YAXB-ai / RAG_Chat

Chat application based on Retrieval Augmented Generation RAG, using LangChain, BeatifulSoup and Streamlit libraries on Mistral7B llm
0 stars 2 forks source link

RAG_Chat

Chat application based on Retrieval Augmented Generation RAG technique, using LangChain, chromadb, BeatifulSoup and Streamlit libraries on Mistral7B llm.

High Level approach

The application pipeline broadly follows the typical ML pipeline in terms of data retrieval and wrangling in the pre-processing stage.
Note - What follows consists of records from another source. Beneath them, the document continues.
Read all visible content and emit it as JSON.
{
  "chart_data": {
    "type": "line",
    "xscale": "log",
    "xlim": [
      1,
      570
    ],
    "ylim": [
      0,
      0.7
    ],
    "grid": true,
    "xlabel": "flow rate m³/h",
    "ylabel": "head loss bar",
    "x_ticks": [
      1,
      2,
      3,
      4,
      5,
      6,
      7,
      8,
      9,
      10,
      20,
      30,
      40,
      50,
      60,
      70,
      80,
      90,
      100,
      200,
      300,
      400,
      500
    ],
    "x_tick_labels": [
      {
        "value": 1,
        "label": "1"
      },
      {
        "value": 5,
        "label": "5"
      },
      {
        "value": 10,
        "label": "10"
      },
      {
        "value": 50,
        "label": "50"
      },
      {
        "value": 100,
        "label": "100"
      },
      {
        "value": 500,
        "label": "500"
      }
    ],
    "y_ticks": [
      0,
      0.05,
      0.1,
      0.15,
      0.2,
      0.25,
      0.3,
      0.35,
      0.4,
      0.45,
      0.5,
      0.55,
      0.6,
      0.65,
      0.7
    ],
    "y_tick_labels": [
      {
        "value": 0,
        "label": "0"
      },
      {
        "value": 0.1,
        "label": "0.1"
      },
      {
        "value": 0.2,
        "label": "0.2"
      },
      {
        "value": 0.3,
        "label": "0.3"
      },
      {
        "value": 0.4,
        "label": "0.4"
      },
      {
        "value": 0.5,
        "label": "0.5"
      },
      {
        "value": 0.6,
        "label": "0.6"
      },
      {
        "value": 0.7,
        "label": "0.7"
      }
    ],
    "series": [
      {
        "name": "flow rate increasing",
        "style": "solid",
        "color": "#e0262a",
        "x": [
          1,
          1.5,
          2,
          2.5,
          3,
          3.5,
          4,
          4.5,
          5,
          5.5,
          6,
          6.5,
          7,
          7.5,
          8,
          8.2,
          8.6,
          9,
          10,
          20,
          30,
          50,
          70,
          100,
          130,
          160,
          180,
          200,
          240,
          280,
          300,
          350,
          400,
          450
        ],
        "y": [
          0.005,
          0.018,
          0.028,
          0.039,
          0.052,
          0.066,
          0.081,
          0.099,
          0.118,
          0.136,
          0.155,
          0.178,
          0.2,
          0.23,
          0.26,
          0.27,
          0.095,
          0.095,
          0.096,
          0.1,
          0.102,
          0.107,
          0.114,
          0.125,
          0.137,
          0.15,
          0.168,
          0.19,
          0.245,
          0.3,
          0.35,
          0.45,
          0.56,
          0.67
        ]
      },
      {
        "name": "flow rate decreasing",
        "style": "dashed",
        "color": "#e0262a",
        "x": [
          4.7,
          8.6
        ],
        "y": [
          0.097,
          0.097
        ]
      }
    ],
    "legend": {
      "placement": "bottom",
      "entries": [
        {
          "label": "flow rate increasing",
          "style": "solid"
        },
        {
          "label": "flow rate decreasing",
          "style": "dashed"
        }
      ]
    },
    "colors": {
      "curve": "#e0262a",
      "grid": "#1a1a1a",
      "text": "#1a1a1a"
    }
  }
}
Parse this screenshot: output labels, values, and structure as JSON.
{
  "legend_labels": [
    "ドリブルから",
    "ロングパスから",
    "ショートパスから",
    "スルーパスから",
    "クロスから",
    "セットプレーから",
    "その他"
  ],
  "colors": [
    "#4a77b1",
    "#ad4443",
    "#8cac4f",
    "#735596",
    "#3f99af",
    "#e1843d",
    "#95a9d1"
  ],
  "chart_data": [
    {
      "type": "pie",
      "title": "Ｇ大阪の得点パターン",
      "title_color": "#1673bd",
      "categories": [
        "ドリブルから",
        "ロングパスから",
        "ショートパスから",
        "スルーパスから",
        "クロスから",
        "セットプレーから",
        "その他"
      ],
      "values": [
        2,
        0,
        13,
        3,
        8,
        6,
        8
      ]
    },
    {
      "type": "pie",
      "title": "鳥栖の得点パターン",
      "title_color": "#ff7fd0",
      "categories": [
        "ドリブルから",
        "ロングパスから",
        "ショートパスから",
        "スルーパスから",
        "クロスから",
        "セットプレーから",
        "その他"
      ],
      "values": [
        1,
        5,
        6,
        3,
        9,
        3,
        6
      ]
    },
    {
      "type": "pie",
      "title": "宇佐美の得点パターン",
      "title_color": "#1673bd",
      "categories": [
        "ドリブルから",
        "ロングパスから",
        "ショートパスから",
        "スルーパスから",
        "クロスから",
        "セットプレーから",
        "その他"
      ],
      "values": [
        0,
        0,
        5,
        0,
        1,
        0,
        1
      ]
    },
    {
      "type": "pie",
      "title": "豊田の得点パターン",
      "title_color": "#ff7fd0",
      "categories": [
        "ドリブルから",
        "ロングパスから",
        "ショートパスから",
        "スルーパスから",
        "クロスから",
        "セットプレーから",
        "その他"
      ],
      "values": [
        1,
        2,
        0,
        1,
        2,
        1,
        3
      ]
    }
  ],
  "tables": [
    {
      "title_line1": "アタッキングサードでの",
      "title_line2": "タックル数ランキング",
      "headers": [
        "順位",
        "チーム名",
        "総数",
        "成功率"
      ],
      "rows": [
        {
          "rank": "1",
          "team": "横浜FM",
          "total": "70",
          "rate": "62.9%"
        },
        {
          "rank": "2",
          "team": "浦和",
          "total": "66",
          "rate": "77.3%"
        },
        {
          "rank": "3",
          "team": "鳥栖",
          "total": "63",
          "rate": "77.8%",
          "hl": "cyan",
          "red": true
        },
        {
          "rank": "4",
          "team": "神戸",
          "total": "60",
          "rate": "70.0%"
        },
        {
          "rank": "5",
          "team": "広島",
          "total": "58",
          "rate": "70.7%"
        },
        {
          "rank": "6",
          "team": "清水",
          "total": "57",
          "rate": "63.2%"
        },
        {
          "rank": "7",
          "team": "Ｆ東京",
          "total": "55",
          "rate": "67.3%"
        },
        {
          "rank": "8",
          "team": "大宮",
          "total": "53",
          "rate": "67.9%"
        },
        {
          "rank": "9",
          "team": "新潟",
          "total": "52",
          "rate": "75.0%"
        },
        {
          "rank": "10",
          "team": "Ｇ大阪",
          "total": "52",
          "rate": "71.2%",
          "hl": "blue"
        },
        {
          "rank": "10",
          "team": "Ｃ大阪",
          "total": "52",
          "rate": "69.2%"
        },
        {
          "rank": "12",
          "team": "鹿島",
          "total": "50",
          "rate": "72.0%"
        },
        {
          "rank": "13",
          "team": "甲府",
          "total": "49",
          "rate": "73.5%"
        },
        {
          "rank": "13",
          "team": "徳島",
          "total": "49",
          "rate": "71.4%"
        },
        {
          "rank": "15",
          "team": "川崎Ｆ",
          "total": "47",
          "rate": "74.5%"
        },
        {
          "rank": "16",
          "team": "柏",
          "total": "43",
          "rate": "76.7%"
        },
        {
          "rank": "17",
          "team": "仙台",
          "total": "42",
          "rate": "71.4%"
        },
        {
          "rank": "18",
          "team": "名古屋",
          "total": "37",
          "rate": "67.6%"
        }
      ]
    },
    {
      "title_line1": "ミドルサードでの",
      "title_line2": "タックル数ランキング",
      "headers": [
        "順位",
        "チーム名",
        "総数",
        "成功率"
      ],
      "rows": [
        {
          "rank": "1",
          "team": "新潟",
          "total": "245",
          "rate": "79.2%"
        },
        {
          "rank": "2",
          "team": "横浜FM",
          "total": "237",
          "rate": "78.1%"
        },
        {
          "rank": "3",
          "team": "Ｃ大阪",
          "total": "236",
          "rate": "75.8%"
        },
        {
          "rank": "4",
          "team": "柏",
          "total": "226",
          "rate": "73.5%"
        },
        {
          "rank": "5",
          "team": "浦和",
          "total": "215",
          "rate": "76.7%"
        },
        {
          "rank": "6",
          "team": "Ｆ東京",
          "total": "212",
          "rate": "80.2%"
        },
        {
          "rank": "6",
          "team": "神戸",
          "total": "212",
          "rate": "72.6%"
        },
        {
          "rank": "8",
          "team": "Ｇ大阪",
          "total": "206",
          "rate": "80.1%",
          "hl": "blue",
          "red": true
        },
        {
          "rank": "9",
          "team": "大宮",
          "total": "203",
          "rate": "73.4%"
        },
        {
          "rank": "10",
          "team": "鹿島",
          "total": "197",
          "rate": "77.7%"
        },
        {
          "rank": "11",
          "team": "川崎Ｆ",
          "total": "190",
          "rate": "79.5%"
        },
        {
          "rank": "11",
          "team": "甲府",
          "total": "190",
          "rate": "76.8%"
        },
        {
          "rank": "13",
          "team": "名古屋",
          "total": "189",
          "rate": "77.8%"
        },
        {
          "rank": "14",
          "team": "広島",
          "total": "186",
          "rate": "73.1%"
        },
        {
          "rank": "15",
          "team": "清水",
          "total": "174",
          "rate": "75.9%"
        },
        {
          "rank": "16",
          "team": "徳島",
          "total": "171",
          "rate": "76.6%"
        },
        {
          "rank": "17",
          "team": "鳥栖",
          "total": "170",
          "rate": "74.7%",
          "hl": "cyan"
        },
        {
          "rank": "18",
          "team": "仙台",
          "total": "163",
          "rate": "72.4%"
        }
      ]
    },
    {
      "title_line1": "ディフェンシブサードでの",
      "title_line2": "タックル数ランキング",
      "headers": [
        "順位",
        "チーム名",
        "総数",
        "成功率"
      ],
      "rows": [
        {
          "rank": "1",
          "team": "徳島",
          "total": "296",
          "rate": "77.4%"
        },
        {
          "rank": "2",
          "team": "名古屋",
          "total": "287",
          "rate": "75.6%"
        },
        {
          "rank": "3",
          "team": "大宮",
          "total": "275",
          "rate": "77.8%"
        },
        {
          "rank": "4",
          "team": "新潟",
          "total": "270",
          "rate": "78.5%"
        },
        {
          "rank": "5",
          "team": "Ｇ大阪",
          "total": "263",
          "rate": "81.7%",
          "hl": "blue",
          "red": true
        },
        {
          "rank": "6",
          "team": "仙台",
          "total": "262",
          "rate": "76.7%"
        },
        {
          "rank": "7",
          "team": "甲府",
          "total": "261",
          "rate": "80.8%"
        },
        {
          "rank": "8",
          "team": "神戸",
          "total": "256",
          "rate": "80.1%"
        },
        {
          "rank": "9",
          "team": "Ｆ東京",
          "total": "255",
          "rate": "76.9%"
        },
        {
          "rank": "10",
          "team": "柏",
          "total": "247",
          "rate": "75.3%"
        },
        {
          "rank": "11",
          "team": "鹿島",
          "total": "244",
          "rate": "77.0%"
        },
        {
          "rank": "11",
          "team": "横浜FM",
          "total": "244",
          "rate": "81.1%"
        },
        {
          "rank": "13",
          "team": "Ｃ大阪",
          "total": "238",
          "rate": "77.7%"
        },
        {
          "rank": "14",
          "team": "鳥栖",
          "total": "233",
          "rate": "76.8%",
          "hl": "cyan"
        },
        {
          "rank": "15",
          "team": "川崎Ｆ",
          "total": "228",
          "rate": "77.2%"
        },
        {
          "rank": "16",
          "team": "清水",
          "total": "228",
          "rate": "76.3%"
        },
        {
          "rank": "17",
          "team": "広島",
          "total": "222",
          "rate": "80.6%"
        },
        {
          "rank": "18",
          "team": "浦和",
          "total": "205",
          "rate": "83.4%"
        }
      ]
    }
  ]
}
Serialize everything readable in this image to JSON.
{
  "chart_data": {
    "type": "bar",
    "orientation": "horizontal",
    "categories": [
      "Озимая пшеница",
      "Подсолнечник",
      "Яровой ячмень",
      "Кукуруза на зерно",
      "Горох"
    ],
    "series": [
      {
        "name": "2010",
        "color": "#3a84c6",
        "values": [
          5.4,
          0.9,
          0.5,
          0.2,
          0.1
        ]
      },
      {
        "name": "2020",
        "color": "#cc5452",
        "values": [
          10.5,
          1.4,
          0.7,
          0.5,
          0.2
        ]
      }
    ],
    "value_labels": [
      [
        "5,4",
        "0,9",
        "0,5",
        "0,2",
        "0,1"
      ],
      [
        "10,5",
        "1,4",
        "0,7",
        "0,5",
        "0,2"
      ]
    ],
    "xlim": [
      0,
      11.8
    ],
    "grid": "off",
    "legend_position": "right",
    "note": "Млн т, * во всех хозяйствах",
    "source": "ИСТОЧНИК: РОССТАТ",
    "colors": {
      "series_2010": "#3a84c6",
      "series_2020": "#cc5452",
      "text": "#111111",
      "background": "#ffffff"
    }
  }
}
This curated data is fed into the model to generate the response during the Model interaction stage. Finally, the output from the model is formated for any desired output specific requirements.

Pre-processing

This application during the Pre-processing stage retrieves web pages from the pre-defined list of input urls. Beatiful soup library is used to scrap the web pages and additional processing is carried out to extract the content from the scrapped web pages. This extracted information is further processed using langchain RecursiveCharacterTextSplitter to chuck the information with a chunk_size=300 and chunk_overlap=15.

This extracted information chucks called as KnowledgeBase, is further processed in the pipeline to convert them into embeddings using HuggingFaceEmbeddings(model_name="sentence-transformers/all-MiniLM-L6-v2") and finally store in Chroma vector database

Model Interaction

A simple chat application built on Streamlit library Chat component for interacting with the model. It has an Chat_Input component to receive the user input/query and a output container component.

The model "mistralai/Mistral-7B-Instruct-v0.2" hosted on Huggingface inference API is being used by this RAG pipeline for the interaction. The chat_input is sent to the model to receive the output via the API endpoint. The conversation memory is retained such that the model is interaction has continuity making the model remember the previous answers.

Please Note : Create a Access Token in the Huggingface website for accessing the hosted model for intference API.

Post-Processing

In the post-processing stage the output from the llm is used to enhance the user experience by adding response to the container component of the streamlit library with User and AI avatars to distinguish between them.